Today is Sunday. It started out as a shitty day. I woke up with a slight hangover from one too many beers while binge watching Game of Thrones the night before. I wasn’t all that interested in going to church, and this didn’t make it any easier. I pushed through, made it to church, and did my thing. As far as “worship gatherings” go, it was pretty good, even though I was not. I have been going through a difficult season long enough to realize that things can be good regardless of how I feel.
We eat lunch together as a church family after the gathering each Sunday. I sat with a few guys and had a nice meal. Still feeling a bit low, I started to pack up my things and prepared to go home. As I was slipping my guitar into its case, a dear friend came up to me and offered me a hug. While he embraced me, he said, “I want you to know how much you are loved!”
I came home to an empty house, since my family is visiting relatives in Los Angeles this week. With no one around, I’ve tried to spruce things up a bit. I needed some paint to continue on with my projects and was quickly on my way to the hardware store. While I was waiting for the paint to be finished mixing, I chatted with the employee behind the paint counter. She looked to be in her late twenties. She asked about my semicolon tattoo on my wrist and how long I have had it. I replied that I got it just over a year ago after some very difficult events in my life and that it is a daily reminder that my story is not over yet. She asked if I struggle with depression. I said yes.

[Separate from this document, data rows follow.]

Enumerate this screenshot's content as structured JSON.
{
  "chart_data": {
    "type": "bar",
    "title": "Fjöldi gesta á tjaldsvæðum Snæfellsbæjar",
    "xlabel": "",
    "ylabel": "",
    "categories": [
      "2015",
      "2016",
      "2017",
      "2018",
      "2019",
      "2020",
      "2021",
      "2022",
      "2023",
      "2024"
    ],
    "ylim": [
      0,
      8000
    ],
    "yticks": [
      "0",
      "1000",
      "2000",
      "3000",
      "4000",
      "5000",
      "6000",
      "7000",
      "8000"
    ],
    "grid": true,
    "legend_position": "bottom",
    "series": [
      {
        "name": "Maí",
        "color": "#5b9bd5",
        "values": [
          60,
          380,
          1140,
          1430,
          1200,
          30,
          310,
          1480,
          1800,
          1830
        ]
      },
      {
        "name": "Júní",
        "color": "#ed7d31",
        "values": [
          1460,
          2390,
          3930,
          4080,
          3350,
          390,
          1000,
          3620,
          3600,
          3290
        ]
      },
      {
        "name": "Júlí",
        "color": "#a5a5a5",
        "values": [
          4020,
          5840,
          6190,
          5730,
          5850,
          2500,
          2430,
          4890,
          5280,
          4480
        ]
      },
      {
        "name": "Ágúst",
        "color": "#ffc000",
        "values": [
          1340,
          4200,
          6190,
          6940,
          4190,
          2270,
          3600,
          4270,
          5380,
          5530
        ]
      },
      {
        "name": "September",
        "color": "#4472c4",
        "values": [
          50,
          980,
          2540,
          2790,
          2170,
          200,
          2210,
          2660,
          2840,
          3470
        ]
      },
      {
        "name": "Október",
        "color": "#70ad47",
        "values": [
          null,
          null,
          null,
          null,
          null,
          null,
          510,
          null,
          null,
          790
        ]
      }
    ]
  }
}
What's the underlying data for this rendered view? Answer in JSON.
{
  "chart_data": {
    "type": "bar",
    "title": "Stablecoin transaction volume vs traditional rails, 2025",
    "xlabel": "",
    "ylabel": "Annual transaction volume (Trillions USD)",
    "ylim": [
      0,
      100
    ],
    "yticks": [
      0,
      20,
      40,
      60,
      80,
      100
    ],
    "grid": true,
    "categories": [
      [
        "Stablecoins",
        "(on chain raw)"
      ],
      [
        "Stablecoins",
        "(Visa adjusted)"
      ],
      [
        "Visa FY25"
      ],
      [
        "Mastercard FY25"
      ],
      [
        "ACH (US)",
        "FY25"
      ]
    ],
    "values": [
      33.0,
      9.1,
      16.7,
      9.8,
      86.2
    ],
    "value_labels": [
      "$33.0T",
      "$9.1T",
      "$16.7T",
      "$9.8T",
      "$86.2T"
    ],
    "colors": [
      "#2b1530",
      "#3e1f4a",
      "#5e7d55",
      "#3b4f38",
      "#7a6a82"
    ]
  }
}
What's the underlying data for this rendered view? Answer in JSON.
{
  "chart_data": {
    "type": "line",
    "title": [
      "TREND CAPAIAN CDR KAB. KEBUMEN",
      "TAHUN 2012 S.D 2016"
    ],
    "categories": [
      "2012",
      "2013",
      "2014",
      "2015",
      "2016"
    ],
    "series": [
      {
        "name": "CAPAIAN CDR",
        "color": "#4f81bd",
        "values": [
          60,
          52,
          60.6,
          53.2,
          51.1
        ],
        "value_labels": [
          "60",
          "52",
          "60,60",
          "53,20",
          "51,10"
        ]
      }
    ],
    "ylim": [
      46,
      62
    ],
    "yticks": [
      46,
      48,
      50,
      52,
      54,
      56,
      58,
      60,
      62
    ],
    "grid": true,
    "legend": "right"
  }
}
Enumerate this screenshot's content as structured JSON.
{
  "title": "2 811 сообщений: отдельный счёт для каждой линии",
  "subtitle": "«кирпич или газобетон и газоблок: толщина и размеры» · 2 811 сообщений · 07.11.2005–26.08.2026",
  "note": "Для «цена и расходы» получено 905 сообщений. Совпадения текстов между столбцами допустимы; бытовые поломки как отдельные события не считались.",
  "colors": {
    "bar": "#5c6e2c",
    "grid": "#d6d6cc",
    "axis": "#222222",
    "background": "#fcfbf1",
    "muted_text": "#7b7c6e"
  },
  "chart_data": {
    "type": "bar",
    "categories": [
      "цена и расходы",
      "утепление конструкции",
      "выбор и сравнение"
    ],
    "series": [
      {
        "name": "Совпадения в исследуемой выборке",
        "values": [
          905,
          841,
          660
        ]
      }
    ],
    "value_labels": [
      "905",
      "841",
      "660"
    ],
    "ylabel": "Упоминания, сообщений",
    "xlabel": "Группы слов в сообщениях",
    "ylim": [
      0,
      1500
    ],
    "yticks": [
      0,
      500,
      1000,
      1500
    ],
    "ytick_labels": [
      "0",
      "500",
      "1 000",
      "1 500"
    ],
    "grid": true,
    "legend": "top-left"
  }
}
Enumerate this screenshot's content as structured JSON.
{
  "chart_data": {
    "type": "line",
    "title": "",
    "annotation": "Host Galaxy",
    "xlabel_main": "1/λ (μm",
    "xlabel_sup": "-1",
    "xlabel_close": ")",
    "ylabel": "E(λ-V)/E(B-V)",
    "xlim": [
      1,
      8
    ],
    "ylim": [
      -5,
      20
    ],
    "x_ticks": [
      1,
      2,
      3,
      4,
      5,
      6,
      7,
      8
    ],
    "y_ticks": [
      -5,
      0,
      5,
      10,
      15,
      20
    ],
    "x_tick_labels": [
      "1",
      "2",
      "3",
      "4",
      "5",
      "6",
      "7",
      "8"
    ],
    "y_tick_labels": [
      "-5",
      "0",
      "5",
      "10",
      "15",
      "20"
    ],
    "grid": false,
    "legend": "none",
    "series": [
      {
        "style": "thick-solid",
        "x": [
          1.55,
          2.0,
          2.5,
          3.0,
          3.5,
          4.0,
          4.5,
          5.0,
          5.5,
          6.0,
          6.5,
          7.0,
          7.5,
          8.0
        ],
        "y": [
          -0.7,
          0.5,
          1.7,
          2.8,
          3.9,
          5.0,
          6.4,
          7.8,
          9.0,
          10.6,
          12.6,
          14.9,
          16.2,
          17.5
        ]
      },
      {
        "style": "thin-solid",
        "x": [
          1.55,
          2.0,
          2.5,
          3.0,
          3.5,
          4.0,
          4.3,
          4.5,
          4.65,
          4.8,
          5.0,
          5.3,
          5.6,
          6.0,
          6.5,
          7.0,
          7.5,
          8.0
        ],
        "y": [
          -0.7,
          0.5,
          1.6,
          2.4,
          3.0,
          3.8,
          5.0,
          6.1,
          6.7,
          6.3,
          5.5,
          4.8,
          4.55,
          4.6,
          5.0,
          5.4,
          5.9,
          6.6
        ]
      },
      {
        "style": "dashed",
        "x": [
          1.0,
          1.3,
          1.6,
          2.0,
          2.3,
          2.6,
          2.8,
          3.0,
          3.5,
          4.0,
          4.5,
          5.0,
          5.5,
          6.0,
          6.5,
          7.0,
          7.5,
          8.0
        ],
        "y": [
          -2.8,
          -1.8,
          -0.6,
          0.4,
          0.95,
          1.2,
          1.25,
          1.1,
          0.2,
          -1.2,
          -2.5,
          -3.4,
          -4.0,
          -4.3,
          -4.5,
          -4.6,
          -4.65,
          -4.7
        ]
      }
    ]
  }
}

She shared that she too deals with depression, anxiety, and OCD. We smiled at each other across the paint counter, knowingly and with deep appreciation for the moment.
Just then the lady behind the paint counter looked up to see one of her regular customers come it. The customer yelled from the doorway as she entered, “I’ve got your hug!” The employee helping me with my paint said, “Give me a moment, and I’ll be right there.” By now the customer was standing next to me at the paint counter. She looked to be in her seventies. As she waited for her friend to finish my paint order, she turned to me and asked if I like hugs. I said “Sure. Most of the time.” Then she asked if would like one, to which I answered, “Sure!” It was so sweet!
I put my paint in the shopping cart and left them to catch up. While I was driving home, it dawned on me that I got loved today. My friend at church overtly shared his love with me. The employee at the hardware store quietly communicated “I see you.” The grandmotherly woman wasn’t shy as she said, “Here you go! Everyone needs hugs!”
Even though I returned home to a quiet house and continued on with my projects, my day turned out quite a bit less shitty. I got loved. It made a difference. It felt good.
I am grateful for those people that reached out to me. I hope that someday soon I will find the courage and grace to love it forward.